The Voice of the Rooted and the Holy
What about us? Do we see through the promises of the seductress? With corruption surrounding us, with corruption fighting for toehold within us, have our hearts come to see the noble, the right, the true, and the pure as a great refuge, the only refuge in a world gone mad by spiritual adultery. Have we learned the meaning of “hating even the garment polluted by the flesh.” Do we hunger and long for the voice of the holy? May God so grace us, I pray.
The Rooted Voice
It was the early 80’s. The postmodern ethos was alive in the world, but largely confined to the halls of academia. Even then the pressure to see all religions as equal and none as privileged had begun to build. And so as I stepped on to the campus of Stanford University to spend a year there in Christian outreach I began to wrestle deeply with the question why I should urge people to become Christians? Why was this voice any more important than other voices? Why should it be listened to instead of the Hindu or Buddhist or Muslim voices, or for that matter the secular humanist voice? I wish I had space here to recount how this question was resolved for me. Suffice it to say that when the answer came it was of deep significance for me. Beyond this I will also say that though this passage in Proverbs was not at that time a part of the insightful moment, it witnesses unequivocally to the same reality, that the voice which addresses us through the Judeo-Christian prophets is a voice that has its origins prior to Creation. Its roots reach back before the world was, and its utterances gave shape to and marked everything that was made. See Proverbs 8:22-31.

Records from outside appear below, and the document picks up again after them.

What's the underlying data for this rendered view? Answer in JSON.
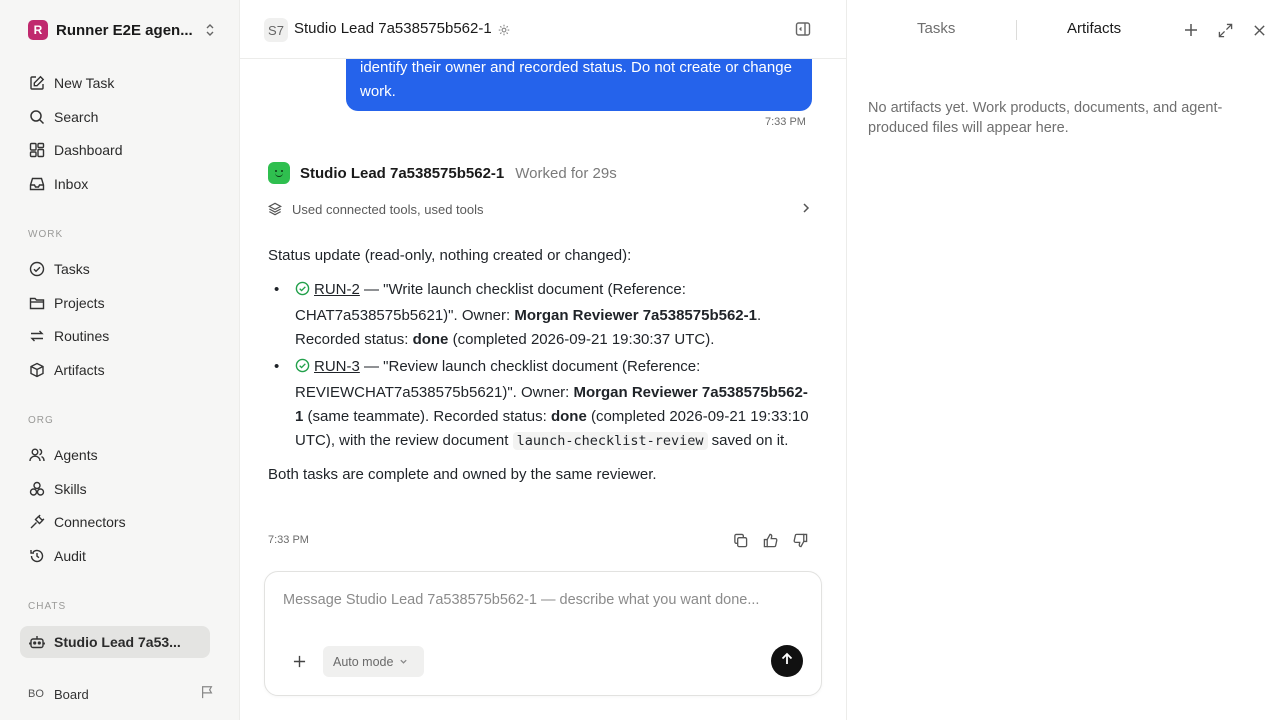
{
  "workspace": {
    "logo": "R",
    "name": "Runner E2E agen..."
  },
  "nav": {
    "new_task": "New Task",
    "search": "Search",
    "dashboard": "Dashboard",
    "inbox": "Inbox"
  },
  "sections": {
    "work": "WORK",
    "org": "ORG",
    "chats": "CHATS"
  },
  "work_items": {
    "tasks": "Tasks",
    "projects": "Projects",
    "routines": "Routines",
    "artifacts": "Artifacts"
  },
  "org_items": {
    "agents": "Agents",
    "skills": "Skills",
    "connectors": "Connectors",
    "audit": "Audit"
  },
  "chats": {
    "active": "Studio Lead 7a53..."
  },
  "user": {
    "initials": "BO",
    "name": "Board"
  },
  "chat": {
    "abbr": "S7",
    "title": "Studio Lead 7a538575b562-1",
    "user_message": "identify their owner and recorded status. Do not create or change work.",
    "user_time": "7:33 PM",
    "agent_name": "Studio Lead 7a538575b562-1",
    "worked": "Worked for 29s",
    "tools_summary": "Used connected tools, used tools",
    "intro": "Status update (read-only, nothing created or changed):",
    "items": [
      {
        "id": "RUN-2",
        "text_a": " — \"Write launch checklist document (Reference: CHAT7a538575b5621)\". Owner: ",
        "owner": "Morgan Reviewer 7a538575b562-1",
        "text_b": ". Recorded status: ",
        "status": "done",
        "text_c": " (completed 2026-09-21 19:30:37 UTC)."
      },
      {
        "id": "RUN-3",
        "text_a": " — \"Review launch checklist document (Reference: REVIEWCHAT7a538575b5621)\". Owner: ",
        "owner": "Morgan Reviewer 7a538575b562-1",
        "text_b": " (same teammate). Recorded status: ",
        "status": "done",
        "text_c": " (completed 2026-09-21 19:33:10 UTC), with the review document ",
        "doc": "launch-checklist-review",
        "text_d": " saved on it."
      }
    ],
    "conclusion": "Both tasks are complete and owned by the same reviewer.",
    "agent_time": "7:33 PM"
  },
  "composer": {
    "placeholder": "Message Studio Lead 7a538575b562-1 — describe what you want done...",
    "mode": "Auto mode"
  },
  "right_panel": {
    "tab_tasks": "Tasks",
    "tab_artifacts": "Artifacts",
    "empty_text": "No artifacts yet. Work products, documents, and agent-produced files will appear here."
  },
  "colors": {
    "accent": "#2563eb",
    "workspace_logo": "#c0296e",
    "avatar": "#2fbf4f",
    "done_check": "#22a04b"
  },
  "icons": [
    "edit-icon",
    "search-icon",
    "dashboard-icon",
    "inbox-icon",
    "check-circle-icon",
    "folder-icon",
    "routine-icon",
    "cube-icon",
    "people-icon",
    "skills-icon",
    "plug-icon",
    "history-icon",
    "robot-icon",
    "flag-icon",
    "gear-icon",
    "panel-toggle-icon",
    "layers-icon",
    "chevron-right-icon",
    "copy-icon",
    "thumbs-up-icon",
    "thumbs-down-icon",
    "plus-icon",
    "chevron-down-icon",
    "arrow-up-icon",
    "expand-icon",
    "close-icon"
  ]
}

This is significant. Prophetic truth is transcendent. It speaks to men of all cultures and all times, challenging the perspectives of time and place, stubbornly refusing to bend itself to them. Times and places are all post fall. This voice speaks from outside that reality. But, someone will protest, these very prophetic messages came in time and place. How then can they have escaped the “taint” of their contexts, the limitations of parochial cultures? This question, however, shows a misunderstanding of the nature of that speaking. The prophetic voice always comes as a challenge and a corrective to human cultures, including the culture that was the original receiver of its utterance. It did not come “through” Hebrew culture, but to and against it where necessary. It is an alien voice in this sense, but in that it speaks to the very conception of man and the essential patterns of his living it is communicable to all cultures in all times and places. The lines in this respect are very clear. If the assumptions of postmodernism are true than the prophetic faith is decimated and dead. We have nothing left to us but a fabric of human speculation and a disassociated “feeling” regarding truth. The door is thrown wide open to an undifferentiated spiritual world. Lady Wisdom and Dame Folly now speak as one, the difference between them lost in a sea of subjectivism and cultural limitation. The philosopher leads and the prophet trails behind. But this need not be. We need not bow to philosophical assertion, for our reference point is not philosophical but prophetic.

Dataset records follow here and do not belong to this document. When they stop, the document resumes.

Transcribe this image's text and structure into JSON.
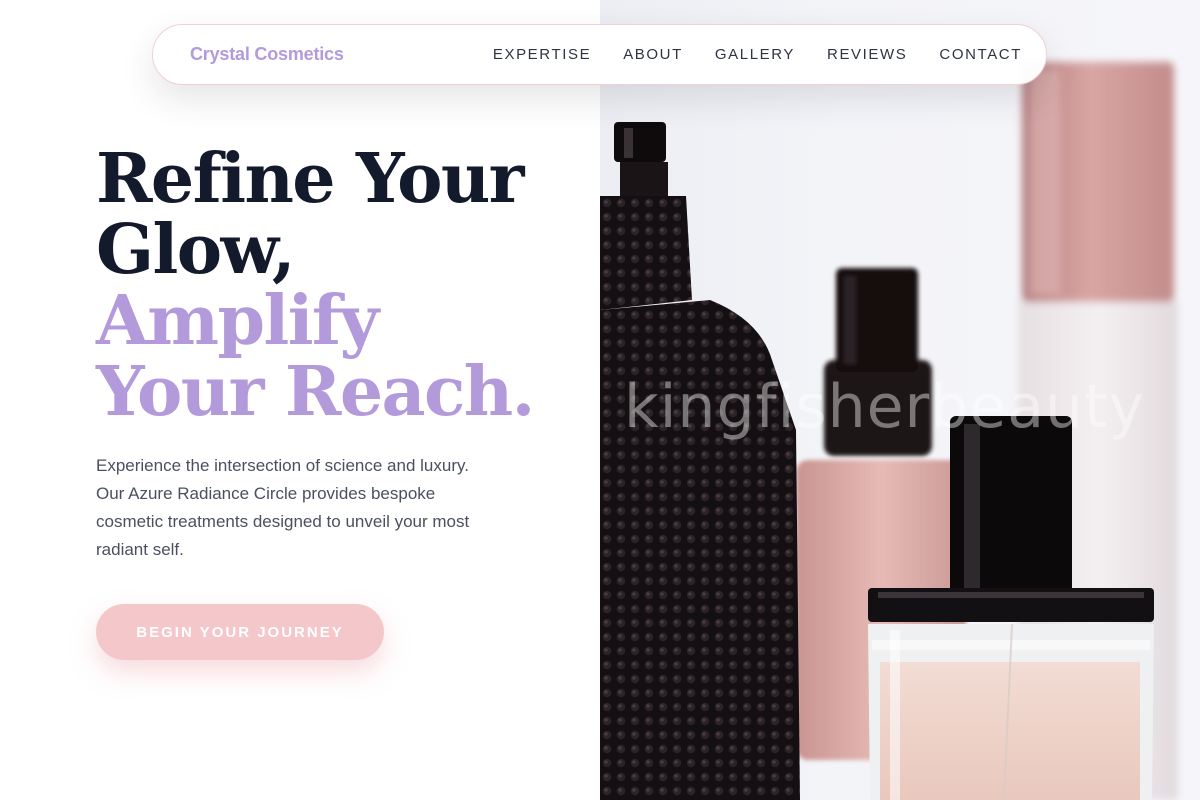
{
  "brand": {
    "name": "Crystal Cosmetics"
  },
  "nav": {
    "items": [
      {
        "label": "EXPERTISE"
      },
      {
        "label": "ABOUT"
      },
      {
        "label": "GALLERY"
      },
      {
        "label": "REVIEWS"
      },
      {
        "label": "CONTACT"
      }
    ]
  },
  "hero": {
    "headline_line1": "Refine Your",
    "headline_line2": "Glow,",
    "headline_line3": "Amplify",
    "headline_line4": "Your Reach.",
    "lede": "Experience the intersection of science and luxury. Our Azure Radiance Circle provides bespoke cosmetic treatments designed to unveil your most radiant self.",
    "cta_label": "BEGIN YOUR JOURNEY"
  },
  "photo": {
    "watermark": "kingfisherbeauty"
  },
  "colors": {
    "accent_lavender": "#b39adb",
    "headline_dark": "#121a2c",
    "cta_pink": "#f4c8ca",
    "nav_border": "#f2cfd3"
  }
}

I am so glad that Lady Wisdom yet calls. He who has ears to hear let him hear. That holy voice, rooted in the very will of the world’s Creator, speaks to us still. Listen to her testament. “Blessed is the man who listens to me, watching daily at my gates, waiting at my doorposts. For he who finds me finds life and obtains the favor of the Lord. But he who sins against me injures himself; all those who hate me love death.”